Старк Георгий Карлович. Воспоминания о службе на крейсере «Аврора» (1903–1912 гг.). | страница 8



Старший артиллерийский офицер лейтенант Лосев был, как и я, ранен легко, только мы все, вероятно, надышались газами. Сейчас же известили старшего офицера, он пришел через несколько времени, так как был в другом месте сильно ранен. После прибытия он сдал мне обязанность старшего офицера. Старше меня был штурман и артиллерист, но их нельзя было во время боя отрывать от их прямых обязанностей. Я был более свободный. За время боя в нас попало 18 снарядов, но, по-видимому, все эти снаряды были с легких крейсеров. Убиты командир и 18 матросов, ранено 7 офицеров (из них 4 тяжело) и 75 матросов. Подводных пробоин не было, все разрушения выше ватерлинии. В 7 часов 10 минут, после гибели «Бородина», бой прекратился. Японские главные силы отошли, освободив место миноносцам. Избегая атак миноносцев, мы немного изменили курс и наконец около полуночи окончательно легли на юг. Мы держались все время в кильватере крейсеру «Олег», на котором держал флаг наш адмирал Энквист. Сзади нас был крейсер «Жемчуг», который хотя и не состоял в крейсерском отряде, но пошёл за нами, видя гибель главных сил.
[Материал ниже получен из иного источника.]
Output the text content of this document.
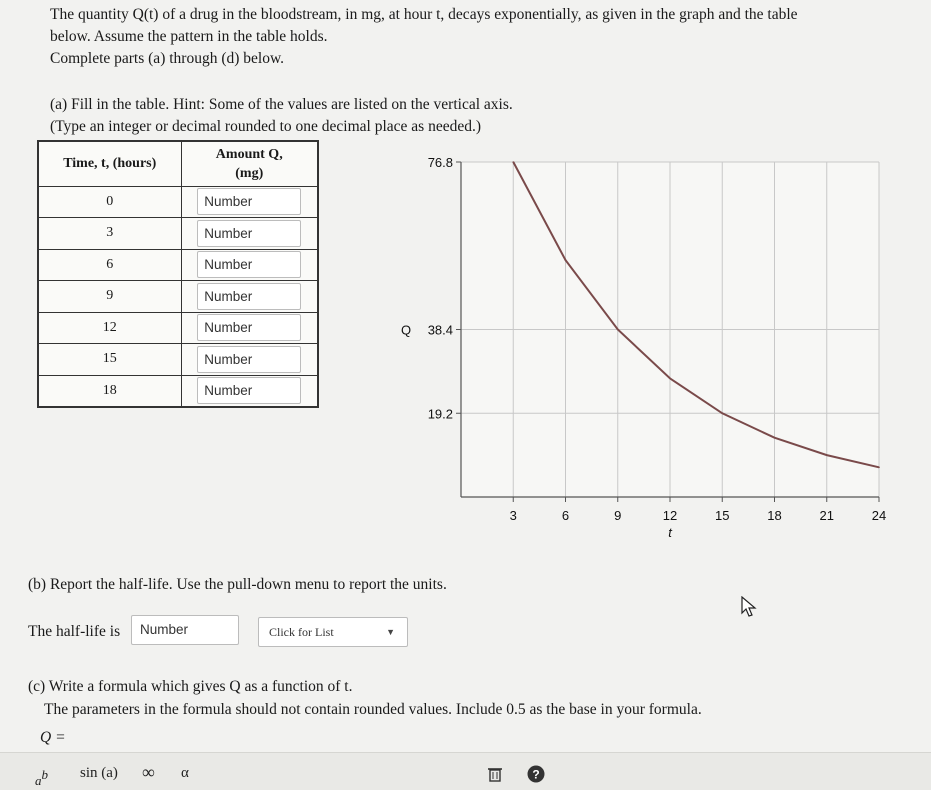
The quantity Q(t) of a drug in the bloodstream, in mg, at hour t, decays exponentially, as given in the graph and the table
below. Assume the pattern in the table holds.
Complete parts (a) through (d) below.
(a) Fill in the table. Hint: Some of the values are listed on the vertical axis.
(Type an integer or decimal rounded to one decimal place as needed.)
Time, t, (hours)	Amount Q,
(mg)

0	Number
3	Number
6	Number
9	Number
12	Number
15	Number
18	Number
3	6	9	12	15	18	21	24
19.2
38.4
76.8
t
Q
(b) Report the half-life. Use the pull-down menu to report the units.
The half-life is	Number	Click for List	▼
(c) Write a formula which gives Q as a function of t.
The parameters in the formula should not contain rounded values. Include 0.5 as the base in your formula.
Q =
$a^b$ sin (a) ∞ α	?
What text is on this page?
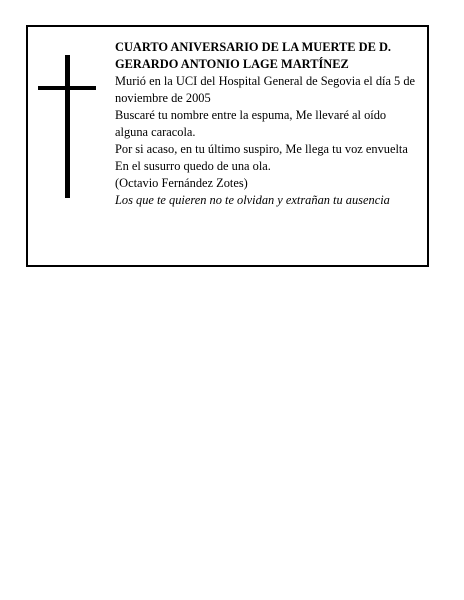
CUARTO ANIVERSARIO DE LA MUERTE DE D. GERARDO ANTONIO LAGE MARTÍNEZ

Murió en la UCI del Hospital General de Segovia el día 5 de noviembre de 2005

Buscaré tu nombre entre la espuma, Me llevaré al oído alguna caracola.

Por si acaso, en tu último suspiro, Me llega tu voz envuelta En el susurro quedo de una ola.

(Octavio Fernández Zotes)

Los que te quieren no te olvidan y extrañan tu ausencia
На «Олеге» и у нас некоторые офицеры высказывали мнение о необходимости исполнить последний сигнал Рожественского ― идти соединено во Владивосток, но перед Энквистом и командиром «Олега» Добротворским стоял вопрос, исполнить этот сигнал или нет. С одной стороны, это был приказ, а с другой стороны, они видели, что после гибели во время боя четырех лучших кораблей (из пяти, остальные не в счет) бой окончательно проигран и что прорыв во Владивосток этих судов для войны никакой роли играть не может, и поэтому Энквист принял решение идти на юг. Есть военная храбрость и есть гражданское мужество, и то и другое необходимы, но только военная доблесть приносит лавры, а гражданское мужество бывает обыкновенно непопулярно, и только впоследствии история оправдывает человека, принявшего то или иное решение, но в промежуточное время на него выливают ушат грязи.

В августе 1904 года (дату точно не помню) в Петербурге было заседание под председательством государя, при участии генерал-адмирала, управляющего морским министерством и Рожественского по должности его, как начальника главного морского штаба и командующего второй эскадрой, по вопросу отправки эскадры. Никто не может обвинить Рожественского в недостатке личной храбрости, но гражданского мужества у него не нашлось. Он должен был сказать: «После того как с хорошо обученной эскадрой нам не удалость овладеть морем, после того как половины этой эскадры нет, а другая половина заперта в гибнущем Порт-Артуре, посылка второй эскадры, составленной наполовину из новых неиспытанных судов, а наполовину из старого хлама, есть преступление. Завладеть морем она не сможет и только будет обречена на бесславную гибель». Сказать эту правду он не посмел или не смог.